When performing, Jeff Rapsis generally prefers to play his synthesizer (on the "world music setting"), though he's recently gained facility with theater organs
Photograph by Cheryl Senter

Jeff Rapsis takes an entirely different approach to his accompaniments at the HFA and elsewhere: rather than the traditional piano, he usually plays a “just barely portable” 75-pound synthesizer. He likes having more sonic tools within reach. With a delicate chime of bells or a deep, thrumming bass, a film “can be such an event,” he says. “You can feel what’s happening.” At the same time, he tries to avoid being too illustrative or onomatopoetic. “If you do it too much, it’s called ‘Mickey-Mousing,’” he says, “It’s considered bad form for an accompanist just to do that. But a little of it is really important.”

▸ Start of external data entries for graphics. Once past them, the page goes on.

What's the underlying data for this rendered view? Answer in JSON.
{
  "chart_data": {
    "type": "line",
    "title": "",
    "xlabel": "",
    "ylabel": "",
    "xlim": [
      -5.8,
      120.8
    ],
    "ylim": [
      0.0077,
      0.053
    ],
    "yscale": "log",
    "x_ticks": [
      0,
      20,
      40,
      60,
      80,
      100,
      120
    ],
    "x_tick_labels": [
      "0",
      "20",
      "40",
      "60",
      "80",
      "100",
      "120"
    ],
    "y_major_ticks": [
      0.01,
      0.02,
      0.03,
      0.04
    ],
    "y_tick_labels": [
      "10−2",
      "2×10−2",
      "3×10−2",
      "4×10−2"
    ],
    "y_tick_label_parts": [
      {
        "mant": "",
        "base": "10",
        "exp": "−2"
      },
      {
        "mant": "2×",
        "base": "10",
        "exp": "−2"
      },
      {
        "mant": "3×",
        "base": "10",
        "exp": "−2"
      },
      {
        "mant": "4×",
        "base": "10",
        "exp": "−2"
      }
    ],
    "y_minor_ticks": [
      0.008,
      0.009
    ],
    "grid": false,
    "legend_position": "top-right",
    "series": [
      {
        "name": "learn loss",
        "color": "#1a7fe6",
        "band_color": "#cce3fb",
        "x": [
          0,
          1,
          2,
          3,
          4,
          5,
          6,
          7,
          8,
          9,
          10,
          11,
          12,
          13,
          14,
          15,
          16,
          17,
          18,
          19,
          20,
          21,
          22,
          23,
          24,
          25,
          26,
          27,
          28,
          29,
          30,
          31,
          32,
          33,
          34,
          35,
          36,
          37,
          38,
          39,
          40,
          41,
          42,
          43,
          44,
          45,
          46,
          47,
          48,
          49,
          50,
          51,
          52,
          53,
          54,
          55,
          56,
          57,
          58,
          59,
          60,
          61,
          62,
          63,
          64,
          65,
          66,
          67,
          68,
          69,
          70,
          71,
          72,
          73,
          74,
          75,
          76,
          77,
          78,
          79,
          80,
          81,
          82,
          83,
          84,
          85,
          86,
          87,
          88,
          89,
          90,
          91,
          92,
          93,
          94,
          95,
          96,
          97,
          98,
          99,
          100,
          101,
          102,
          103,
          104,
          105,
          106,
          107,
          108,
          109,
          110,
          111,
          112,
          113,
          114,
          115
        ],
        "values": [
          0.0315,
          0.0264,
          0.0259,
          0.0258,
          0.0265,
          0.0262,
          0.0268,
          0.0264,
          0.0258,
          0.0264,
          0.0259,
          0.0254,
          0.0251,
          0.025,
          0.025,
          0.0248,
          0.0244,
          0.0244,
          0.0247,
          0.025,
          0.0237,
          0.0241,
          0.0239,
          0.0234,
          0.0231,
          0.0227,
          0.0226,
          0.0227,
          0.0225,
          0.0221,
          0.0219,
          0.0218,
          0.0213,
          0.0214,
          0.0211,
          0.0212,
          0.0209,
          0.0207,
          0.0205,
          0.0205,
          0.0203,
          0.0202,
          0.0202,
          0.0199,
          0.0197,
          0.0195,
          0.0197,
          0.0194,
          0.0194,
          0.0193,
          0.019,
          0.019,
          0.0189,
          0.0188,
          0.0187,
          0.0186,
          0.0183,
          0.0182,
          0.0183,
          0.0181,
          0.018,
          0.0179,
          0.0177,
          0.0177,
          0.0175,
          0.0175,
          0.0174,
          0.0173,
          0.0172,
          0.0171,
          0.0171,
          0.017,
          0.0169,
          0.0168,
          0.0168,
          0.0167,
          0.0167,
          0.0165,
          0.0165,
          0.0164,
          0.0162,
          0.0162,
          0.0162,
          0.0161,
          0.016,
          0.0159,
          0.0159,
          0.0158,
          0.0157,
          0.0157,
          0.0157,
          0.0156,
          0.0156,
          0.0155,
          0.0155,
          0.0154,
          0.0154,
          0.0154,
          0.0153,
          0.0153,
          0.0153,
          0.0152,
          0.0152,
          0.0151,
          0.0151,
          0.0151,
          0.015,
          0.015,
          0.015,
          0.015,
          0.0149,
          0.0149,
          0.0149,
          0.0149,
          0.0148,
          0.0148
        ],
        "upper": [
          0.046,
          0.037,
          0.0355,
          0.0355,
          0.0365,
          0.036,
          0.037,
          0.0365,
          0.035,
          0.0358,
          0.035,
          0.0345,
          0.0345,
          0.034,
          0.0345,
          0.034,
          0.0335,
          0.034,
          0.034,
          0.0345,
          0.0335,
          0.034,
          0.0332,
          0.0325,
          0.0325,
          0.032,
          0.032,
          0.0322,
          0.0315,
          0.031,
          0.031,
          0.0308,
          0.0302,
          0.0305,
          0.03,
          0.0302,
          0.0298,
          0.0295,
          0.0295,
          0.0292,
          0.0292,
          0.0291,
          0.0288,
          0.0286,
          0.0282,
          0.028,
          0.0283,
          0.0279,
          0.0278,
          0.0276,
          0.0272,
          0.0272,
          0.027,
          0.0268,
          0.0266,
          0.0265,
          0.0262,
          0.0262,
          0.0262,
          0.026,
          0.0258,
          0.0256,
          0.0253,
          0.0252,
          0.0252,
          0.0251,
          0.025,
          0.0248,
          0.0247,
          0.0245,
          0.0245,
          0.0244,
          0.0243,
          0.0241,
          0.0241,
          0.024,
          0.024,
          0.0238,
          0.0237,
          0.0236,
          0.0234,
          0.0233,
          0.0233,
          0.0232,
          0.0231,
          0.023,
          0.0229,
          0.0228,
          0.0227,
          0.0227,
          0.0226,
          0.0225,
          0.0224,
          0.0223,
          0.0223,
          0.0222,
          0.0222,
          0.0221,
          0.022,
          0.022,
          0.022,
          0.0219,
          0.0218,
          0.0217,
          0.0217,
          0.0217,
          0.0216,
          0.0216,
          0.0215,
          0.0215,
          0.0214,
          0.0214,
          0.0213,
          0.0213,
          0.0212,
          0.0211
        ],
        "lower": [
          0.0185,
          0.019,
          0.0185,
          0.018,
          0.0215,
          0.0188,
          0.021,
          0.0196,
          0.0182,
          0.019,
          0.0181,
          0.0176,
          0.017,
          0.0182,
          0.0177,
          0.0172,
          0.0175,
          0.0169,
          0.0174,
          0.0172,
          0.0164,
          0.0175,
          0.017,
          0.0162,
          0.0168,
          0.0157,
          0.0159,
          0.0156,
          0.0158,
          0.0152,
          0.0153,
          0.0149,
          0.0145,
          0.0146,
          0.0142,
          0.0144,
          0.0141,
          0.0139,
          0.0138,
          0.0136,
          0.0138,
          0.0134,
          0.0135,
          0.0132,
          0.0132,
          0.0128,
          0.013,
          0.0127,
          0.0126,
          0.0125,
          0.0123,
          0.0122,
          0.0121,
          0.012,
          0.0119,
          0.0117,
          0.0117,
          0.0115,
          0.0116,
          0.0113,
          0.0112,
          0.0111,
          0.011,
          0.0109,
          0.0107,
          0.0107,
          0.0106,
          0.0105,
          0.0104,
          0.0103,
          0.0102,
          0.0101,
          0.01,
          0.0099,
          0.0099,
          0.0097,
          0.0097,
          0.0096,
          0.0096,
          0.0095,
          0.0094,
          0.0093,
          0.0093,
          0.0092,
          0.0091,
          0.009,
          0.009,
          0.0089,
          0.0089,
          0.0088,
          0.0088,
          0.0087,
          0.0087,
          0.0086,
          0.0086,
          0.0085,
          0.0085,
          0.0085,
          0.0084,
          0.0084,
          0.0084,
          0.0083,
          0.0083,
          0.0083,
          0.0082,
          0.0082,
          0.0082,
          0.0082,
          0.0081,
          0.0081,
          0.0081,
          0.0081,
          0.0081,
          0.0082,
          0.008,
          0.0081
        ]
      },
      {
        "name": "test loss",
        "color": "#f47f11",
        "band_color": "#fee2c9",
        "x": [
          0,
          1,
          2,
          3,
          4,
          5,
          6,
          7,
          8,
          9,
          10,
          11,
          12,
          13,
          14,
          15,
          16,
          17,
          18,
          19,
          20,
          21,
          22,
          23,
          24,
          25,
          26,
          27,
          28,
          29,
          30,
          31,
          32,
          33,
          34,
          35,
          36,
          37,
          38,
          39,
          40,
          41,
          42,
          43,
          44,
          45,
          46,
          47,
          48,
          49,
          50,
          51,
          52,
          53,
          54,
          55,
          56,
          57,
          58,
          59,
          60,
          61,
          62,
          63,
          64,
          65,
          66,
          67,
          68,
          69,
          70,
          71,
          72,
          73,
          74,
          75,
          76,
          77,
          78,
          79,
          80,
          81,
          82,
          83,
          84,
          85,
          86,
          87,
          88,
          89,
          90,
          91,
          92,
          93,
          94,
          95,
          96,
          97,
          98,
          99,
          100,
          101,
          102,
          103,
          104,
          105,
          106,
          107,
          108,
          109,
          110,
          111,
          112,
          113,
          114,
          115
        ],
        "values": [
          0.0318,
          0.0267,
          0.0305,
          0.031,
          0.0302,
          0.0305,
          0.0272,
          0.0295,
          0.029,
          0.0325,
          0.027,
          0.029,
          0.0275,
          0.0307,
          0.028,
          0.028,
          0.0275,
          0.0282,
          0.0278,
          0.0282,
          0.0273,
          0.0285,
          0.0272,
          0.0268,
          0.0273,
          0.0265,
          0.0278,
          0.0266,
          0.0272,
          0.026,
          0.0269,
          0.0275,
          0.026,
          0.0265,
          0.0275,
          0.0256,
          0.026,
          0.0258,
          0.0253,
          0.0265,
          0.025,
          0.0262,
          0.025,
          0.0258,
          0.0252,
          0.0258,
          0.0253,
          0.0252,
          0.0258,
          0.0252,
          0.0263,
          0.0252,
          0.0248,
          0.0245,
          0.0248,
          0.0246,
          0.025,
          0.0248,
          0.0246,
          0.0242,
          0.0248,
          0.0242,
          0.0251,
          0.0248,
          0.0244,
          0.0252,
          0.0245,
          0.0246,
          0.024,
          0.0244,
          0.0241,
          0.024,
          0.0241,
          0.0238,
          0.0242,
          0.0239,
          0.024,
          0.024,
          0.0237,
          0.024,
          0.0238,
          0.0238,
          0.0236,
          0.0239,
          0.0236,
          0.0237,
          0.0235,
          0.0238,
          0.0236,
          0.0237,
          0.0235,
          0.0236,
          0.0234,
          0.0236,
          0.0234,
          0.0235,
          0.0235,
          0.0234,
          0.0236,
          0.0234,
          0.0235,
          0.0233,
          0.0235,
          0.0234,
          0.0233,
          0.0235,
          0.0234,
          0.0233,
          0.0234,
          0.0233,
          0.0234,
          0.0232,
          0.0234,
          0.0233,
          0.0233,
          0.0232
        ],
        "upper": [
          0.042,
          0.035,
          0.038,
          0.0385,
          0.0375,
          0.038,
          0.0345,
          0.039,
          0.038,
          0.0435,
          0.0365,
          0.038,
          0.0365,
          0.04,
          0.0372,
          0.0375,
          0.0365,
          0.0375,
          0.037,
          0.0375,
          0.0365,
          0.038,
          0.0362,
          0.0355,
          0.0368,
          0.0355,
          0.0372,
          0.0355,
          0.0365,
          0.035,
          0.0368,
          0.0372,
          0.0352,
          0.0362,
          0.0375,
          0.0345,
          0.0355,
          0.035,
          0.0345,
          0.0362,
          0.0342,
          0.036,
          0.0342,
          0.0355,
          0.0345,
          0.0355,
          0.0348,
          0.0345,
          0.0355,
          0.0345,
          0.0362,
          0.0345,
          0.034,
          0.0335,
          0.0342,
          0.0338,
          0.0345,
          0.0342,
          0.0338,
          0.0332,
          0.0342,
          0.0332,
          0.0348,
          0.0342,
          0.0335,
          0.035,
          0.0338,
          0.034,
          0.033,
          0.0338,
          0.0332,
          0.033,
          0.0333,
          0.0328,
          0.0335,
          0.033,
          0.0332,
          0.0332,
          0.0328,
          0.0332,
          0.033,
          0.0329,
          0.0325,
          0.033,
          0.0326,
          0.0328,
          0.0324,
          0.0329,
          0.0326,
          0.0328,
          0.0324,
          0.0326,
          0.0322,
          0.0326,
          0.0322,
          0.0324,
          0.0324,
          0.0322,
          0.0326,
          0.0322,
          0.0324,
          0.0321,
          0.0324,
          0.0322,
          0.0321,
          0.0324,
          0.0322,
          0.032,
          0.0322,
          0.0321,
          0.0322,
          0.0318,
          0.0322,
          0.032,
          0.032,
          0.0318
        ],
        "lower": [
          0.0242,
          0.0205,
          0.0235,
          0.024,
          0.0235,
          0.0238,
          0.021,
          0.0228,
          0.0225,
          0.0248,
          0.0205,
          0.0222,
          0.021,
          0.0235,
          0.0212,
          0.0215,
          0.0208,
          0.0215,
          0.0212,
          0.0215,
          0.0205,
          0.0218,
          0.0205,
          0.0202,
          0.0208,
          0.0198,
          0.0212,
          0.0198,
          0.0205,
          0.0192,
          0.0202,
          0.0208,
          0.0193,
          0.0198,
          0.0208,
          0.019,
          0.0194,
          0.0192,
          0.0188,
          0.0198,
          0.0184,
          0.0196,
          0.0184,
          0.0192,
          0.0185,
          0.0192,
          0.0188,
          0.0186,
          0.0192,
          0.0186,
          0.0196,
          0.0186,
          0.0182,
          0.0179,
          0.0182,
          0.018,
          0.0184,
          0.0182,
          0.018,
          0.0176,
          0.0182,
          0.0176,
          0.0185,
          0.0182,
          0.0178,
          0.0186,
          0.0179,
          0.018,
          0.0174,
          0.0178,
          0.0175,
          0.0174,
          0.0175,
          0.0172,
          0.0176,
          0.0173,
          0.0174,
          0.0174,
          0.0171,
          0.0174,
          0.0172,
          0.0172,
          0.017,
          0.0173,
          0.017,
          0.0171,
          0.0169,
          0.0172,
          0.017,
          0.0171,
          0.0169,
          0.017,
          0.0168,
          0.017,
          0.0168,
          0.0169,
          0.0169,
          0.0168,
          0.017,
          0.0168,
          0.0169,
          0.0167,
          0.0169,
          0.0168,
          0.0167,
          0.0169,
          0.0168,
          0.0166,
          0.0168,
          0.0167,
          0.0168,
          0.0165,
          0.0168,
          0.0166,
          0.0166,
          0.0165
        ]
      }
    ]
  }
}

If interpretation is an art, playing for a film’s entire running time is an endurance sport. Humphreville reports that after a particularly long film, he feels the strain less in the fingers than in the neck, which gets sore from being craned toward the screen. “The last thing you want to do when you’re playing is look at the clock,” he cautions: it takes the mind off the action and timing. “The scene changes suddenly—you have to be ready for that,” he says. “You also have to know when the movie starts and the movie ends. If you don’t know when that will be, you can get caught flat-footed.” Rapsis jokingly compares the experience to flying a plane. “You can’t start thinking about the noise of the engine and where you are in relation to the ground. You have to stay in that zone until you come in for the landing.” When “The End” flashes on the screen, “I can finally taxi to the gate and take a break.”

Silent motion pictures can look baffling today. They seem to operate with an entirely different syntax of gesture and facial expression, antic physicality and sly suggestion. The jumps from scenes to intertitles, and the lack of synced, continuous dialogue, require viewers to exert their imaginations differently. Musical accompaniment, says Rapsis, can help viewers “read” these films. Still, he believes that people intuitively take to Buster Keaton’s melancholic humor, or the almost operatic “Love with a capital L” emotions of silent melodramas. The audience isn’t aging out, in his view: “If anything, it’s getting younger.” (And as New York Times writer Amanda Hess has pointed out, today’s audience is continually awash in silent short films—in the form of the GIFs and memes eddying on the Internet.)

Marks advocates for silent film as a distinct art form: with it, “You can create an emotional depth and a rhythmic depth, and a feeling of life, really, and a sense of movement, a sense of time passing.”  His music does not aim to translate that feeling for viewers; he wants to transport them. “Some scores tell you, you are here,” he says. “But others tell you, you are there. They try to put you back there in that world.”